Goodmayes Park, an area of open space containing a lake, basketball and tennis courts, is located here. It once contained a bandstand and a boathouse but these are no longer available. Another local park is named Barley Lane Park.

Brookside, based on Barley Lane, is, according to 'the quality network for inpatient CAMHS services' (QNIC), an adolescent unit that provides a high standard of care. It comprises Brookside Main, Interact Outreach service and the Brookside High Dependency Unit.

Barley Lane Primary School is located on Barley Lane.

On Goodmayes Lane there is a clinic known as 'Mayesbrook Clinic', however it is now abandoned.

The Eman Foundation Mosque is located on Ashgrove Road.

==Local media==
Goodmayes Hospital & King George Hospital, Ilford had its own in-house Hospital Radio service. The service was operated volunteers as Goodmayes Hospital Radio Association (GHR) a registered charity and began broadcasting in 1975.

In 2015 the celebrated its 40th anniversary of broadcasting to patients of Goodmayes Hospital and the North East London NHS Foundation Trust. However, a burst radiator forced the station off-air causing £30,000 of damage. The Association merged the radio service with Bedrock Radio (a registered charity) and service was resumed.

Bedrock Radio provide a wider community health (hospital radio) service across East London, South Essex and immediate surrounding areas. Since 31 December 2025 the station broadcasts on DAB+ Digital Radio serving North East London, South West Essex.

===Nearest places===
- Ilford
- Becontree
- Dagenham
- Chadwell Heath
- Seven Kings
- Chigwell Row
- Collier Row
- Romford

==Transport==
Goodmayes railway station is served by the Elizabeth line, which took over operation of the route and station from TFL Rail in May 2022. Services operate from Shenfield to Heathrow Airport and Reading.

Bus routes serving Goodmayes are London Buses services, operated by Stagecoach London and Blue Triangle. Services link the district with Barking, Ilford, Romford and Stratford. East London Transit route EL3 to Barking Riverside has serves the station and surrounding area.
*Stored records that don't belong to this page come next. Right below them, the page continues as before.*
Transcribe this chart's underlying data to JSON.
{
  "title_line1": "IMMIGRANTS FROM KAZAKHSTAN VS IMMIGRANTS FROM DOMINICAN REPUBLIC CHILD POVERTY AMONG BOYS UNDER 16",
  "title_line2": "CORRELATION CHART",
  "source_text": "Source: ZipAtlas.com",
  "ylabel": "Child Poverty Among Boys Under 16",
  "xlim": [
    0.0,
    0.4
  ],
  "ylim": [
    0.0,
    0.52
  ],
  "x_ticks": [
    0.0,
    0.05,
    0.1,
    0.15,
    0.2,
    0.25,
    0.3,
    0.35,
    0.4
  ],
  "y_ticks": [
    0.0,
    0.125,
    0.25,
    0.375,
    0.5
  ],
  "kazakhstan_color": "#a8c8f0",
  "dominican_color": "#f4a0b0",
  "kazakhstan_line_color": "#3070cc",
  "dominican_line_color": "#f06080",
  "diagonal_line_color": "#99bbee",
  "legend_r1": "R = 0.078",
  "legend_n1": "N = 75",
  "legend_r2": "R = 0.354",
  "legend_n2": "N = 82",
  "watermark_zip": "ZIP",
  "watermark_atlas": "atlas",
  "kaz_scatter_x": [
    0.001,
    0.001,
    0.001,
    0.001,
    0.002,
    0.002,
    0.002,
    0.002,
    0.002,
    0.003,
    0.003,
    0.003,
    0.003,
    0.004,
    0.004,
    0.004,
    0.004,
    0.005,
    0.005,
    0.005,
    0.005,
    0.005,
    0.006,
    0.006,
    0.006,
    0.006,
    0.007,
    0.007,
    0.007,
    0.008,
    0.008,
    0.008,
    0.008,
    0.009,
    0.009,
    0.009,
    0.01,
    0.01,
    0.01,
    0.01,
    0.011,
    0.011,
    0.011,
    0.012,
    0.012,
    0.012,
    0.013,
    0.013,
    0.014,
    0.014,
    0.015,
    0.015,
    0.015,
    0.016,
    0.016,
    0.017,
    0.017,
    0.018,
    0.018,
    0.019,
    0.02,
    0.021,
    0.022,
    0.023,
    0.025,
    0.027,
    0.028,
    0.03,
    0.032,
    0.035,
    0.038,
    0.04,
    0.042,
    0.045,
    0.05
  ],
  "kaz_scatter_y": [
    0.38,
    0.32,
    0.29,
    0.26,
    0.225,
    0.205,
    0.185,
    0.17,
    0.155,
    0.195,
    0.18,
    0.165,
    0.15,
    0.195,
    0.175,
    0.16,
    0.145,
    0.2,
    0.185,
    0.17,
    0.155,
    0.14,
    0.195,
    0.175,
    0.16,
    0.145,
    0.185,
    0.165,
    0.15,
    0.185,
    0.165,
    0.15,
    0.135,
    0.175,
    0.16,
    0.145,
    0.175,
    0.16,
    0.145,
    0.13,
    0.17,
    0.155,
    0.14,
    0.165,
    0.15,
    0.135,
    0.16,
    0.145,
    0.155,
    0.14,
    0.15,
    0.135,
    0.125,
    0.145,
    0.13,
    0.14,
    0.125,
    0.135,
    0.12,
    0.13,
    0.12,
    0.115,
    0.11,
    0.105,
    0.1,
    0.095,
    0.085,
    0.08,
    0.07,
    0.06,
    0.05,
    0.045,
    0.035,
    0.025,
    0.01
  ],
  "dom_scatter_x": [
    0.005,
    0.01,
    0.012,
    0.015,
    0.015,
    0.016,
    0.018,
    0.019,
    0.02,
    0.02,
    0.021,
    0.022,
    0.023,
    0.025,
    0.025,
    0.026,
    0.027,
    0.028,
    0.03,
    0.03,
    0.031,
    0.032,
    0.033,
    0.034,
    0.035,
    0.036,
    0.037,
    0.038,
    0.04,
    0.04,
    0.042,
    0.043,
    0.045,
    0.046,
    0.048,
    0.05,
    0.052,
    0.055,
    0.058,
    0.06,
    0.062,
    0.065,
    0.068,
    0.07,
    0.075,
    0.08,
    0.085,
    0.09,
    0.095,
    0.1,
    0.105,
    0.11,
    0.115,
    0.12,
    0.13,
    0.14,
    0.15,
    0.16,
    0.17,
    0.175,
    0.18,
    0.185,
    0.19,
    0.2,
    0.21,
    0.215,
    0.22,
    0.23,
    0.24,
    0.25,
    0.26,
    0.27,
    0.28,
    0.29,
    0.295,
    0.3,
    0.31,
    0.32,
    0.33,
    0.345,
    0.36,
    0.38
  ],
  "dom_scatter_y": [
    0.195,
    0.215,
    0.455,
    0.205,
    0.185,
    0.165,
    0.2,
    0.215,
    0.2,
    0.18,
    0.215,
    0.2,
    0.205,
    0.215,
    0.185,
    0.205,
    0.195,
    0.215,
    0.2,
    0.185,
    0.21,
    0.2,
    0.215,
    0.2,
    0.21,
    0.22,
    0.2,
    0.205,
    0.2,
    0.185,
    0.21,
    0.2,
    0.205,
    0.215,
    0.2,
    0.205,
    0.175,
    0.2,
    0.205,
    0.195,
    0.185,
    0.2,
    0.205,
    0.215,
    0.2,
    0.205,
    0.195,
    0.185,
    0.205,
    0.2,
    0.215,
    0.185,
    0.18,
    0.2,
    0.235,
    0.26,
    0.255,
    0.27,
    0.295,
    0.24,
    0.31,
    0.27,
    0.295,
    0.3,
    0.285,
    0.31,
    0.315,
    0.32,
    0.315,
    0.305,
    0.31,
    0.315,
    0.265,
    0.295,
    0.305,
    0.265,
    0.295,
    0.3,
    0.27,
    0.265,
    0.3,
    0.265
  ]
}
The nearest London Underground stations are Barking on the District and Hammersmith & City lines, and Newbury Park on the Central line.

==Notable people==
Actor Cardew Robinson was born in Goodmayes on 14 August 1917. He is best remembered for character and cameo roles, the best known being the fakir in the 1968 film Carry On Up the Khyber. He died in Roehampton in 1992.

Sir Ian Holm was born at Goodmayes Hospital on 12 September 1931 to Scottish parents, Jean Wilson Holm and James Harvey Cuthbert. His mother was a nurse and his father was a psychiatrist and superintendent of the West Ham Corporation Mental Hospital, as Goodmayes Hospital was then known. Cuthbert was one of the pioneers of electric shock therapy for treating mental illness. Ian Holm was created a CBE in 1989 and was knighted in 1998.

==Local Scout groups==
Goodmayes is home to various local Scout groups, most notably 4th Goodmayes, who are located on Barley Lane next to St Paul’s Church. Established for 90 years, their home is traditionally called the Gaffery, which has had many different buildings in the past but they have remained on the same site. The group's current home is incorporated within the St Paul's Community Centre, which opened in 2005.
Ages start from 6 up to 14, with the three sections called the Beavers, the Cubs and the Scouts.
In 2010, they opened up their own Explorer Unit for 14- to 18-year-olds and incorporated it into a Young Leader Scheme, providing trained and qualified young leaders for other Scouting sections to assist their leaders.

The 7th Goodmayes scout group was established in 2006 and has over 100 members. It is the first scout group in East London to be run by Muslims. It has accomplished many tasks and activities, including visiting the House of Lords, Buckingham Palace, and partaking in numerous water sports activities including rafting, sailing, kayaking and canoeing. The group also aims to contribute to the community through activities such as tree planting and a sponsored walk for Comic Relief, raising over 1000 pounds.
Other activities include archery, wall climbing and camping.